As the summer wore on she grew steadily worse. She lay stiff and helpless, through the long August days, watching the sunlight creep up the wall, slip along the ceiling, and then vanish into the pale, heat-washed sky that gleamed with it even after the stars had come. She did not fret much, or think much—she watched things. She watched the sunshine from its red kindling to its red scattering, she watched the moon slide across the window, and haunt the mirror after it had passed—or the sign of the Scales dangling in the black sky. Sometimes the things she looked at seemed to fade, and she would see a room in which she and her husband were sitting or a lane along which they were walking ...[Pg 201] but just as she had begun to wonder whether she were not really still young and happy and married and this vision the fact and the sickness and loneliness the dream, then suddenly everything would pass away like smoke, and she would be back in her bed, watching the travelling sun, or the haunting moon, or the hanging stars.
In October a steam-thresher came to Odiam. The wheat had been bad, but there was still plenty of grain to thresh, and for a whole day the machine sobbed and sang under the farmhouse walls—"Urrr-um—Urrr-um—Urrr-um."
Mrs. Backfield lay listening to it. She felt very ill, but everyone was too busy to come to her—Reuben was out in the yard feeding his monster, while the boys gathered up and sacked what it vomited out; Caro and Tilly were washing blankets. Harry had gone off on some trackless errand of his own.
The afternoon was very still and soft. It was full of the smell of apples—of apples warm and sunny on the trees, of apples fallen and rotting in the grass, of apples dry and stored in the loft. There were little apples on the walls of the house, and their skins were warm and bursting in the heat.
The thresher purred and panted under the window—"Urrr-um—Urrr-um." Now and then Reuben would call out sharply, "Now then! mind them genuines—they're mixing wud the seconds!" or "Kip them sacks closed, Beatup." But for most of the afternoon the stillness was broken only by the hum of the machine which sometimes almost seemed a part of it.
Mrs. Backfield according to her custom watched the sun. It bathed the floor at first, but gradually she saw the square of the window paint itself on the wall, and then slide slowly up towards the ceiling. Her eyes mechanically followed it; then suddenly it blazed, filmed, flowed out into a wide spread of light, in the midst of which she saw the kitchen at Odiam as it used[Pg 202] to be, with painted fans on the chimney-piece and pots of flowers on the window-sill.

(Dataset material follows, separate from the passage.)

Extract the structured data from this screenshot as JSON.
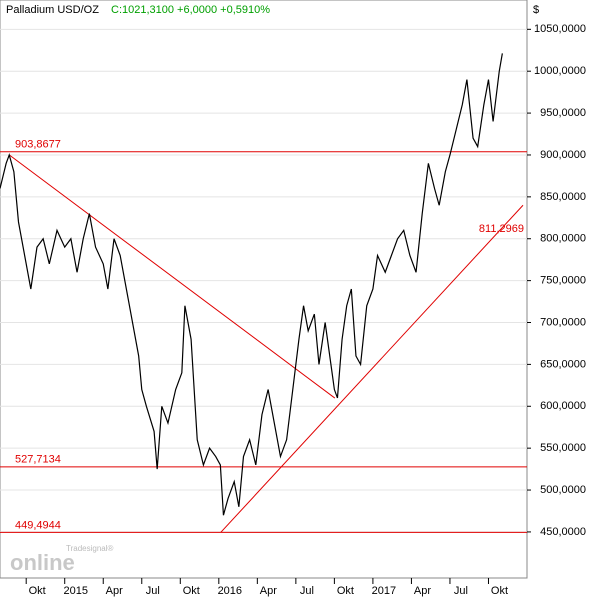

Her husband sat by the fire, smoking his pipe, while Harry was helping her tidy her workbasket.
"There now!" she said to him, "I knew as it really wur a dream."
"Wot?" he asked her, and she, in her dream, felt a spasm of delight, for it was all happening so naturally—it must be true.
"About f?ather being dead, and you being blind, and Ben having the farm."
"Of course it's a dream—f?ather ?un't dead, and I ?un't blind, and Ben's picking nuts over at Puddingcake."
"You couldn't spik to me lik this if it wur a dream, Harry—could you, dear?"
He didn't answer—and then suddenly he turned on her and shouted:
"Sack your chaff, now—can't you sack your chaff?"
"Harry! Harry!" she cried, and came to herself in the little sun-smouldering room, while outside Reuben stormed at his boys to "sack their chaff," and the machine purred and sang—"Urrr-um—Urrr-um."
A sudden terrible lucidity came to Mrs. Backfield.
"It's machines as he wants," she said to herself, "it's machines as he wants...."
Then a gentle darkness stole upon her eyes, as her overworked machine of flesh and blood ran down and throbbed slowly into stillness and peace.
Outside the great fatigueless machine of steel and iron sang on—"Urrr-um—Urrr-um—Urrr-um."